Closed tarzanboy76 closed 4 years ago
Current behaviour is to display the current query (as passed to TPBD) against the site, date, and titles returned from TPBD. We can't always add site/date/title to the query, because we can't assume those are set within Stash. If those fields are set, I recommend you disable the "scrape_with_filenames" flag to cause the query to include the date/site/title. Alternatively, if you have scenes sorted into folders, try the "test" branch build, which supports the "dirs_in_query" flag to add parent folder names to the query.

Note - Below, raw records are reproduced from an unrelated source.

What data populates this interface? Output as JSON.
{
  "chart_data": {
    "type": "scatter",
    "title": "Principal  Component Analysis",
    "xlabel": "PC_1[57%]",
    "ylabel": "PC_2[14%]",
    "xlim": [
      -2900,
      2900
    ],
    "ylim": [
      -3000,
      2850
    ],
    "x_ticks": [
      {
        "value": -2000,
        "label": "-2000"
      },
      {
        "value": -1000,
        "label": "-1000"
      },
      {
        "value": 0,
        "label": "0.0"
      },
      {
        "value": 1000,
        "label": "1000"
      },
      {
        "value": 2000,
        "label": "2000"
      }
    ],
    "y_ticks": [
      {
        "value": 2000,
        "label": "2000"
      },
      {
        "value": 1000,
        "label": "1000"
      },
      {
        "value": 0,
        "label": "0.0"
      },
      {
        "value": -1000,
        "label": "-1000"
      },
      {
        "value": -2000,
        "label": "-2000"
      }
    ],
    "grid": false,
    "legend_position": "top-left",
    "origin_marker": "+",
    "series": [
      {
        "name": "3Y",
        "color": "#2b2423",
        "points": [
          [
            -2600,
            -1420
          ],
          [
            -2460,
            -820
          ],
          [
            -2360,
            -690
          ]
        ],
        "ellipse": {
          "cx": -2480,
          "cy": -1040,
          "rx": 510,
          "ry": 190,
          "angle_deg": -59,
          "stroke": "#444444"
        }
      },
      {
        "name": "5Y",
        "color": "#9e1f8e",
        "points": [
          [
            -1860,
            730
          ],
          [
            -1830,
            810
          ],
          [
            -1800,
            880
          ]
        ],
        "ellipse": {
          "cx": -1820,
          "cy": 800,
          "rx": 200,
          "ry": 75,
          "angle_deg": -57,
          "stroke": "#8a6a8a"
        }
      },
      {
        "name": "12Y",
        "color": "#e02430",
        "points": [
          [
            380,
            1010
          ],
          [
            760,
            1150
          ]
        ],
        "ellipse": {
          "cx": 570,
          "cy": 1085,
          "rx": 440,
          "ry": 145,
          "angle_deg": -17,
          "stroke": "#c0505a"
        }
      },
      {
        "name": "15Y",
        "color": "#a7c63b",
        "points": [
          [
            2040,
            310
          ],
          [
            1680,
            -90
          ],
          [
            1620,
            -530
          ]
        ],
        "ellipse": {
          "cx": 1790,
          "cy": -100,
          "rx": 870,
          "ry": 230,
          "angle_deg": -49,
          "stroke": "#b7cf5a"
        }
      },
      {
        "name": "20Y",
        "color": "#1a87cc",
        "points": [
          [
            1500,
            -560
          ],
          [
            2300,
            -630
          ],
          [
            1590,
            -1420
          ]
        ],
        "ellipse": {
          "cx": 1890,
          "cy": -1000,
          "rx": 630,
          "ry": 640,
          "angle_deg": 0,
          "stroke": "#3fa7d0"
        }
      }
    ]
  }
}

Performers in the query (for non-filename scraping) and in the ambiguous results list is possible, but a bit more tricky. I hadn't seen a use case that needs it yet, but let me know if the above doesn't resolve your issue.

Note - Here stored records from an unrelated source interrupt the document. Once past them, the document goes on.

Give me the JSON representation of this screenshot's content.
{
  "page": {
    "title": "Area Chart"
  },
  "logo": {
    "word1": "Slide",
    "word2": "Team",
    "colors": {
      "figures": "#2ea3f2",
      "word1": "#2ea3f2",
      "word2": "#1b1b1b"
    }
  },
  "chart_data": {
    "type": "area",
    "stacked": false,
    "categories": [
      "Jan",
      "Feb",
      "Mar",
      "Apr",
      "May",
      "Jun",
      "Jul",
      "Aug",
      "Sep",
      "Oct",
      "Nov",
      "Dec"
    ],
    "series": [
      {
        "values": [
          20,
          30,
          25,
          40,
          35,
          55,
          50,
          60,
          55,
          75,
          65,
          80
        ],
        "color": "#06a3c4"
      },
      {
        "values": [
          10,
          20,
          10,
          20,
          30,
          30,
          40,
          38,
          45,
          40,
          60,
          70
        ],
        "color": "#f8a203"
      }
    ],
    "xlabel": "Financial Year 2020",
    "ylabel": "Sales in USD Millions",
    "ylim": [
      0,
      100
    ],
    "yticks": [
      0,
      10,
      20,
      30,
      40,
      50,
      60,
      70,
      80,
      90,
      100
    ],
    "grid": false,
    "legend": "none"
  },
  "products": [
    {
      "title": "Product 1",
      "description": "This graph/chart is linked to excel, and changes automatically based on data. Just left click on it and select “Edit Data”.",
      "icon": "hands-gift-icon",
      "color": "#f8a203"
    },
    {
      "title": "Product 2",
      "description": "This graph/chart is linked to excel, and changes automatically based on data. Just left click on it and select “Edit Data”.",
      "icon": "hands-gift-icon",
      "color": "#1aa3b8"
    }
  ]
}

Most of my files have pretty good quality titles / studios / dates... I'm mostly scraping to confirm things, plus add descriptions and tags. So I did disable scrape_with_filenames. The problem is that searching by title when it is something generic like 'Hardcore' makes it difficult to know what entry was actually being searched... so when you get a response back from TPDB, I can't confirm which is the correct match.

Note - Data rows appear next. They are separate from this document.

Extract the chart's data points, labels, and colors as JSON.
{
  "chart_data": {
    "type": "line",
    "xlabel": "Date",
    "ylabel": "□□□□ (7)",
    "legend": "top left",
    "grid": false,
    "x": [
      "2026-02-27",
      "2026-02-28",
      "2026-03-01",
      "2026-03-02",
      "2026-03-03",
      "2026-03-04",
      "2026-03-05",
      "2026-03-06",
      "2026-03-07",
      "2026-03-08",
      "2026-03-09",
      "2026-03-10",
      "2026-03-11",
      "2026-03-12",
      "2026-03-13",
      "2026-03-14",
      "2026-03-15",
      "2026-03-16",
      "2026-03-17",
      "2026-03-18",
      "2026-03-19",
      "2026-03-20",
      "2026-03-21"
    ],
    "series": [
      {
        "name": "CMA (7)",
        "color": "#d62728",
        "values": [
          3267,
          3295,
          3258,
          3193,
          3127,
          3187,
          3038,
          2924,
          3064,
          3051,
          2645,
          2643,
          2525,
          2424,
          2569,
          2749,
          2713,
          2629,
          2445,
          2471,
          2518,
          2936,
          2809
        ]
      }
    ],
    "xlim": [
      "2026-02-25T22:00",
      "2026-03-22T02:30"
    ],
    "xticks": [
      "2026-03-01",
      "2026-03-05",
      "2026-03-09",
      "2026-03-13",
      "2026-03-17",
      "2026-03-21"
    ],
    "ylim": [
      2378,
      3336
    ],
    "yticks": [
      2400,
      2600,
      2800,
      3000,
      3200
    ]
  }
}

I'm not a python coder, but I made the follow tweak on a local copy to help me;
if parse_with_filename:
try:
if re.search(r'^[A-Z]:\\', scene['path']): #If we have Windows-like paths
file_name = re.search(r'^[A-Z]:\\(.+\\)*(.+)\.(.+)$', scene['path']).group(2)
else: #Else assume Unix-like paths
file_name = re.search(r'^\/(.+\/)*(.+)\.(.+)$', scene['path']).group(2)
except Exception:
print("Error when parsing filename: "+scene['path'])
return
if clean_filename:
file_name = scrubFileName(file_name)
scrape_query = file_name
print("Grabbing Data For: "+scrape_query
else:
scrape_query = scene_data['title']
print("Grabbing Data For: " + scene['title'] +' ['+scene['studio']['name']+'] ('+scene['date']+')')
scraped_data = scrapeMetadataAPI(scrape_query)
This definitely helped.
Ah! I see the issue now. The "Grabbing Data for" line happens before the built-in disambiguation for titles (where the script adds the studio and date to try to disambiguate). It should happen after, so that it reflects the updated scrape_query. The end result should be the same as your edit, just a bit cleaner code wise.
I will edit to reflect this. Thanks for the feedback!
At the moment, the interface displays the title of the current scene being searched. If it has a fairly generic title (eg, "Hardcore") it can be difficult to match it against the options returns from TPDB. It would help to also display the site/studio name, date and ideally the performers.
Similar, the list returned from TPDB doesn't include the list of performers... including this might make it helpful for matching.